Let the blue Moon dance on the snowy fields and pass.
Let the deer’s eyes see through the men with guns
To the glistening forest and endless mountains beyond.
We can all be good.
The rough beast crawling towards Bethlehem
says, “You should.”
But we can let it go,
face in the wind, rain, and snow,
as the falcon of our soul soars off Kilimanjaro.
The distant bells
are Black Sea shells,
and her lips sail closer
as we fall deeper
into a dreamless sleep, dryer than the Sahara,
only broken up by the sparkle of the Sun lasered sand
that the beast remembers as a once fruitful land.
At once we transcend Pharoah’s gold
and the story of Yusef that’s been told
of falling in a well and into Egypt being sold.

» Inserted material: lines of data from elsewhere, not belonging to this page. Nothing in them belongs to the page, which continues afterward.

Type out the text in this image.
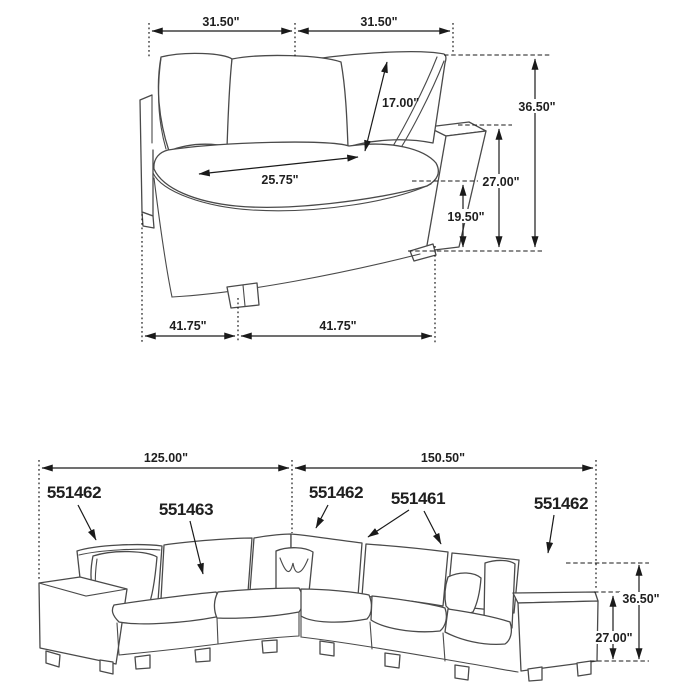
31.50"	31.50"
17.00"
25.75"
36.50"
27.00"
19.50"
41.75"	41.75"
125.00"	150.50"
551462
551463
551462 551461	551462
36.50"
27.00"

It doesn’t hold as much for us anymore now that the fire
has colored the mountain and drinken from the well
of thirsty distraction that’s blinded to the veil
covering the passage to the Promiseland.
We hold true to these words,
heart given to each other,
and our congregation formed like a ring of birds.
One for the Trinity two for the show
three to take the chances so that all can know.
Isis can hold us up even as she nurses the productions of time
in search of her husband the divine.
We sit on the throne, a Supernova
that produced all this gold,
as the serpent slithers towards Rome.
Ptolemy falls from the Alexandrian stacks
carrying the Moon and stars on his back.
Someone such should know
that the Caliphs have buried his secret scroll.
The priests drown the halls in chants
as the prince discovers the burning bed.
Each Irish maidens’ beauty more spectacular than the next
as Olympus opens each door to the morning breath,
and Demeter sprints to Avalon
with the message of Aquinas’ last glance.